On 03/23/12 22:25, Timo Sirainen wrote:
In case anyone is interested in reading (and maybe helping!) with a dsync redesign that's intended to fix all of its current problems, here are some possibly incoherent ramblings about it:
http://dovecot.org/tmp/dsync-redesign.txt
and even if you don't understand that, here's another document disguising as an algorithm class problem :) If anyone has thoughts on how to solve it, would be great:
http://dovecot.org/tmp/dsync-redesign-problem.txt
It only deals with saving new messages, not expunges/flag changes/etc, but those should be much simpler.
Well, dsync is a very useful tool, but with continuous replication it tries to solve a problem which should be handled -at least partially- elsewhere. Storing stuff in plain file systems and duplicating them to another one just doesn't scale.
I personally think that Dovecot could gain much more if the amount of work going into fixing or improving dsync would go into making Dovecot to (be able of) use a high scale, distributed storage backend. I know it's much harder, because there are several major differences compared to the "low latency" and consistency problem free local file systems, but its fruits are also sweeter for the long term. :)

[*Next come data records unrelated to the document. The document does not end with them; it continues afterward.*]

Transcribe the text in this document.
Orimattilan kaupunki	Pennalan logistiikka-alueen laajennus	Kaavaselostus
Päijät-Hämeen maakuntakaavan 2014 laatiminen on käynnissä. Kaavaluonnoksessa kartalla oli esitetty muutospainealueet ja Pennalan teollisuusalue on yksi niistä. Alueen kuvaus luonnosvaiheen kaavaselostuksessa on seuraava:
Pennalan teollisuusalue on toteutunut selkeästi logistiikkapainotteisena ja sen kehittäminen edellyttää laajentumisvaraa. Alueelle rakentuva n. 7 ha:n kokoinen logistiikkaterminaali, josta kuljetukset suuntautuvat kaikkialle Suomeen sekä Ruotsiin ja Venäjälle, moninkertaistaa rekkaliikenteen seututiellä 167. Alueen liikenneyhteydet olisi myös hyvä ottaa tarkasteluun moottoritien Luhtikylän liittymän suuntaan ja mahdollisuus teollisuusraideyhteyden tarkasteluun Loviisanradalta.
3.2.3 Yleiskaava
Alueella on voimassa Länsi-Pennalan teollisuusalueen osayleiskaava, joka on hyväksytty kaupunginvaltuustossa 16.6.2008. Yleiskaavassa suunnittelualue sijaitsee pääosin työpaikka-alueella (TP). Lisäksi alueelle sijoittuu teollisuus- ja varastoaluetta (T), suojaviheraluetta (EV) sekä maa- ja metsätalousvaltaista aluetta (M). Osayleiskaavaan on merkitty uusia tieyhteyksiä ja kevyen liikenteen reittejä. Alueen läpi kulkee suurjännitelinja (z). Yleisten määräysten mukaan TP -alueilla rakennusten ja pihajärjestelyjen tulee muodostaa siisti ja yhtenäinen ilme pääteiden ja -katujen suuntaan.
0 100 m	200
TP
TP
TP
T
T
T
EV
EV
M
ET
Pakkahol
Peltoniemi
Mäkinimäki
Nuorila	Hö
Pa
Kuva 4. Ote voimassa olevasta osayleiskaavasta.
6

It would bring Dovecot into the class of open source mail servers where there are currently no contenders.
BTW, for the previous question in this topic (are there any nosql dbs supporting application-level conflict resolution?), there are similar solutions (like CouchDB, but having some experiences with it, I wouldn't recommend it for massive mail storage -at least the plain CouchDB product), but I guess you would be better off with designing a schema which doesn't need it at the first time. For example, messages are immutable, so you won't face this issue in this area. And for metadata, maybe the solution is not to store "digested" snapshots of the current metadata (folders, flags, message links for folders etc), but to store the changes happening on the user's mailbox and occasionally aggregate them into a last known good and consistent state. Also, there are other interesting ideas, maybe with real single instance store (splitting mime parts? Storing attachments in plain binary form? This always brings up the question of whether the mail server should modify the mails, can be pretty bad for encrypted/signed stuff).
And of course there is always the problem of designing a good, consistent method which is also efficient.